DEEP received a total of 26 project applications requesting funding. Of these, 15 projects were selected for funding based on our criteria. The projects receiving funding for this cycle are:

The Bantam Lake Protective Association of Bantam Lake received $18,638.68, to be used for a study and analysis of aeration alternatives for the lake at Morris and Litchfield.

The Candlewood Lake Authority, Candlewood Lake, received $31,104 for a stewardship program to educate boaters about invasive plants that threaten the lake.

The Lake Lillinonah Authority, Lake Lillinonah, received $12,374 for a weed control project.

Goshen received $9,500 to monitor, treat and remove aquatic plants from Dog Pond.
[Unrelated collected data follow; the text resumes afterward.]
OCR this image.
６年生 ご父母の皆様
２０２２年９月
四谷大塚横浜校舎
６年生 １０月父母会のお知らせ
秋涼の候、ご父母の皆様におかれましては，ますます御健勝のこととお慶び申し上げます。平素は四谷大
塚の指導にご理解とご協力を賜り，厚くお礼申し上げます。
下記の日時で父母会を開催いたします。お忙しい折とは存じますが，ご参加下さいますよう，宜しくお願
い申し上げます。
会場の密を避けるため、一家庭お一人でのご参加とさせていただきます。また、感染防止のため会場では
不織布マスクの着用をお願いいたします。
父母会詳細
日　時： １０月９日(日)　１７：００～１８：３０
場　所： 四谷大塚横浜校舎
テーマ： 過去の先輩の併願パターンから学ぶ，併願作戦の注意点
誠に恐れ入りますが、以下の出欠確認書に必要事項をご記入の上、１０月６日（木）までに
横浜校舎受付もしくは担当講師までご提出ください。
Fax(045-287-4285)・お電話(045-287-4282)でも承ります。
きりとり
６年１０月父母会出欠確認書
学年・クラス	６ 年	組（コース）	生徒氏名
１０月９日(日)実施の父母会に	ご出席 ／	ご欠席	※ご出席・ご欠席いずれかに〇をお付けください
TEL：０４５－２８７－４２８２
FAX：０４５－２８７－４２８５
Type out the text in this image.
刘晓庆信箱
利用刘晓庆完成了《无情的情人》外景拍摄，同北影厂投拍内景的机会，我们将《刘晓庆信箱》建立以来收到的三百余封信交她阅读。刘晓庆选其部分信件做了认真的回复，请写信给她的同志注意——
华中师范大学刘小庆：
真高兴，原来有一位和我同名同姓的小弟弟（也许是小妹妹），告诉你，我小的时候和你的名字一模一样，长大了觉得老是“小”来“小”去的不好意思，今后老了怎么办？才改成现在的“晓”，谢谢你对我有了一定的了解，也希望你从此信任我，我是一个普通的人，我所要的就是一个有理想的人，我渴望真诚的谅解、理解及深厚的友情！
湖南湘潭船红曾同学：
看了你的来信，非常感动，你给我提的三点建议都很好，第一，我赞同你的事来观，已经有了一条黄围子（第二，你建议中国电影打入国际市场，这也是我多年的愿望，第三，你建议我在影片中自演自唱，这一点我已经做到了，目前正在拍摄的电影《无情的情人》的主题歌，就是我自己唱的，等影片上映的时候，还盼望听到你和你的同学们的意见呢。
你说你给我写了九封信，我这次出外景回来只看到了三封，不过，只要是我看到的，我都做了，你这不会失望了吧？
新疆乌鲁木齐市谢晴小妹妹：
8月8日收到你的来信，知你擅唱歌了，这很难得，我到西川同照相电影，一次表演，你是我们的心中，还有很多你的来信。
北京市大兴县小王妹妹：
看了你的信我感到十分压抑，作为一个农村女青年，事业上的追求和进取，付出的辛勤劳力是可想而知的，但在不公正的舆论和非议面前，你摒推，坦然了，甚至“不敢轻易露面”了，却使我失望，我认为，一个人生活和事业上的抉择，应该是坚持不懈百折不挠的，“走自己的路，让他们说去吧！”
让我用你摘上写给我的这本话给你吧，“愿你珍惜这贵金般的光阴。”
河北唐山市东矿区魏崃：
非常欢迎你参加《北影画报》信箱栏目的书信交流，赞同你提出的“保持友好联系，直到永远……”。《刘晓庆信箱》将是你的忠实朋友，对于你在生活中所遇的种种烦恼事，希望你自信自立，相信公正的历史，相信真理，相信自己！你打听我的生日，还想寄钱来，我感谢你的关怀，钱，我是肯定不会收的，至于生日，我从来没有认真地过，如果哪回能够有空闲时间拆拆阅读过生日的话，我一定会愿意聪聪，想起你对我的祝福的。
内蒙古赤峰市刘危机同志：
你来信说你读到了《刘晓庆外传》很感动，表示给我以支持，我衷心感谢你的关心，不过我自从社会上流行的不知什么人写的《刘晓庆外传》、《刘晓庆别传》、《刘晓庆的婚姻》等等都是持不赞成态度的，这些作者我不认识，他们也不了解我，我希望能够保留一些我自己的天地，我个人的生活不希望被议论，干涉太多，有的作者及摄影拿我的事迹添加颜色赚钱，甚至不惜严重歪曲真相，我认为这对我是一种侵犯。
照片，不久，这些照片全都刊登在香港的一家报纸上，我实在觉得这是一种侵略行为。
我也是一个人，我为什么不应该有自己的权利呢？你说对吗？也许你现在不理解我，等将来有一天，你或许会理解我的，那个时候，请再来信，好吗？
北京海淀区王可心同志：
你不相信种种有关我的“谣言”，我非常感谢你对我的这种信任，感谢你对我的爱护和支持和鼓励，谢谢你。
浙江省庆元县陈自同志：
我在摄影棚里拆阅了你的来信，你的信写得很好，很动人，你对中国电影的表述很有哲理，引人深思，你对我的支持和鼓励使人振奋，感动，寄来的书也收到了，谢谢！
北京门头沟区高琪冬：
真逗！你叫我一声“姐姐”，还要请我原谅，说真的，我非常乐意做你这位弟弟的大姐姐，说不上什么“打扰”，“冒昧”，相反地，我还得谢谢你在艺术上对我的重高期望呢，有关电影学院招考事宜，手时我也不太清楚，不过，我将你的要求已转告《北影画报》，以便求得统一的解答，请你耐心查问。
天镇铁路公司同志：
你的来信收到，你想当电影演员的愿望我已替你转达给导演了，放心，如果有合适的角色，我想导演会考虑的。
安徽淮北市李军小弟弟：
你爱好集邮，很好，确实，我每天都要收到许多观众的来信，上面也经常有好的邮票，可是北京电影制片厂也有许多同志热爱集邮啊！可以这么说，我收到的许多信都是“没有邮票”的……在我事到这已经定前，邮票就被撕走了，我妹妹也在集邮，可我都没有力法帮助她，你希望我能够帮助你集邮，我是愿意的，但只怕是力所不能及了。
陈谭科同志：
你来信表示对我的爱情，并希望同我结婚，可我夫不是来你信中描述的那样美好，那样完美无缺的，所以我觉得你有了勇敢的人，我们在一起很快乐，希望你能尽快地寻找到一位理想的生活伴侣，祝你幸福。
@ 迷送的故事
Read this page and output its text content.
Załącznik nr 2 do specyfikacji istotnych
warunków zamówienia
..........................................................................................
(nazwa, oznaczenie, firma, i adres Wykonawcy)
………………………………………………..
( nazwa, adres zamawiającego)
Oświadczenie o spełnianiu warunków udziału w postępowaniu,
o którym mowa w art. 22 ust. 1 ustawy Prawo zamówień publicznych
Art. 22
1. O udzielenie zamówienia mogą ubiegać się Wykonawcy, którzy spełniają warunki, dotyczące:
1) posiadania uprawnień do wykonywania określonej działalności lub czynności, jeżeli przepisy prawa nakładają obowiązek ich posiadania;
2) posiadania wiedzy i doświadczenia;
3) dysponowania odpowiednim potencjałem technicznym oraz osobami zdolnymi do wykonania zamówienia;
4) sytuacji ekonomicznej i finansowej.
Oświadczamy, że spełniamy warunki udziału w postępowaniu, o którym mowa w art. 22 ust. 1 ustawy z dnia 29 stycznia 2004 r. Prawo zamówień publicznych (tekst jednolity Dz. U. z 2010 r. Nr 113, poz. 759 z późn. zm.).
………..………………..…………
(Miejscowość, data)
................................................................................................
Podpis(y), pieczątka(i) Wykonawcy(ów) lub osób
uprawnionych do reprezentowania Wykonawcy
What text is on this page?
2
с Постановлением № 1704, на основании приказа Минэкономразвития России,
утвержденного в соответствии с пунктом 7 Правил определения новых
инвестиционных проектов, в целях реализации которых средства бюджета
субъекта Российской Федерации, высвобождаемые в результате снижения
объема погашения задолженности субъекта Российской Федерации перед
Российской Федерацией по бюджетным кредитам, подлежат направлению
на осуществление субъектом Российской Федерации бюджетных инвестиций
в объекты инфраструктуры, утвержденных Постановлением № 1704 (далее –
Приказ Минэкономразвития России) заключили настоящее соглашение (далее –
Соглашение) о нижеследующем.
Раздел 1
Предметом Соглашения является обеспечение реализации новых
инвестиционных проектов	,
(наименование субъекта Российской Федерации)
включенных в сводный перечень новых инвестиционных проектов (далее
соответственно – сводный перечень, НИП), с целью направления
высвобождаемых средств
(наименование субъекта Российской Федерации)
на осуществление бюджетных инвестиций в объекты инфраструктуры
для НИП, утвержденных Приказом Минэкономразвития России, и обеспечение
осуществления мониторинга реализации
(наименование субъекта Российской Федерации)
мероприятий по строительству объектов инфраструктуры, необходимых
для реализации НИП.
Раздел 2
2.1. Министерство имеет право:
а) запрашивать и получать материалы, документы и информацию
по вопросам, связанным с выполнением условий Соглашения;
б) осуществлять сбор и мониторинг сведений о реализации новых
Western Connecticut State University and Candlewood Lake/Squantz Pond received $7,150 for a study of triploid grass carp behaviors at Candlewood Lake and the impacts of overcrowding at Squantz Pond.

DEEP is committed to reducing the spread of aquatic invasive species in Connecticut. In addition to the Aquatic Invasive Species Grant Program, DEEP’s Fisheries Division has hired two seasonal Environmental Protection Assistants to serve as Aquatic Invasive Species (AIS) stewards on the Connecticut River. In recent years, hydrilla and other AIS have become increasingly abundant in the Connecticut River. Left unchecked, AIS can displace native species and impact habitat quality, navigation, recreational opportunities, and property values. AIS Stewards will play a vital role in raising public awareness and preventing the spread of these species in both the Connecticut River and other waters through education and outreach. Their duties will include interacting with and educating boaters at boat launches along the Connecticut River about aquatic invasive species and clean boating practices; conduct voluntary inspections of boats and trailers as they enter and exit boat launch areas to check for and remove invasive aquatic plants and animals; and assisting with public awareness events.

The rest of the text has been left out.